Usually I am stuck working past the end of my shift, but today was the exception; I was caught up and report was given by 1510. So, did I sit in the break room? Nope! I made sure all my vitals were up-to-date; my shift relief just got a new pt so I popped my head into the room to see if he needed any help. Then, I asked my fellow first-shift co-workers "what can I help you out with?" After all was said and done, I punched out at 1528 (yay, I finally got out on time today)!

Try to delegate some things to keep her busy until the end of her shift, assuming you need the help getting caught up and familiarized with the pts. If she says no, I'd address this with someone who could mediate the situation.

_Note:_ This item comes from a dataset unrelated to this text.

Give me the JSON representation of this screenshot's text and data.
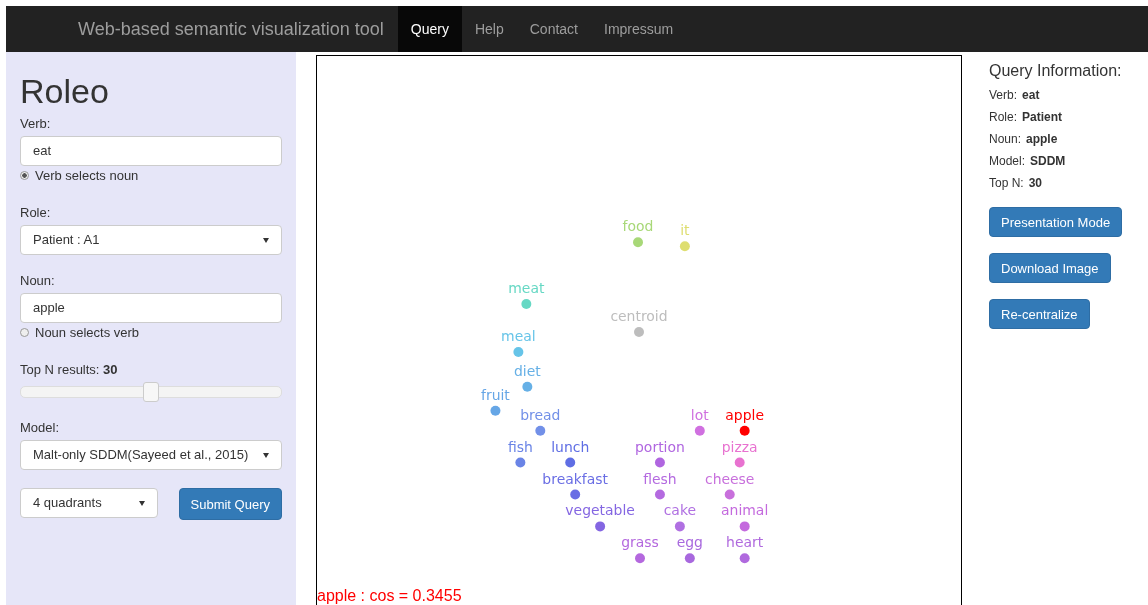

There's a reason for shift-overlap: to give report and work together to meet the pts needs. Its nice to have an extra set of hands to get caught up and wind-down at the end of a shift. Sure, it would be nice to fly through report and give the bare minimum so I could get out early - but its not safe for the pts and its not fair for the next nurse taking my report. So, lets work together, get familiarized with the pts and what is ordered, ask questions that arise during the 30 minutes of shift-overlap, and help each other out so we're not constantly working to catch up!

IMHO, Ramona is stealing from the hospital and is cheating the pts and nurses who take her report. Dont let it continue...

There's a difference between punching out at 2310 one time, "because I stayed late to cover since we were short second shift, and I gotta leave and pick up my daughter"; its a whole other story to give a crappy report and sit in the break room for the remainder of the shift, still punched in on the clock.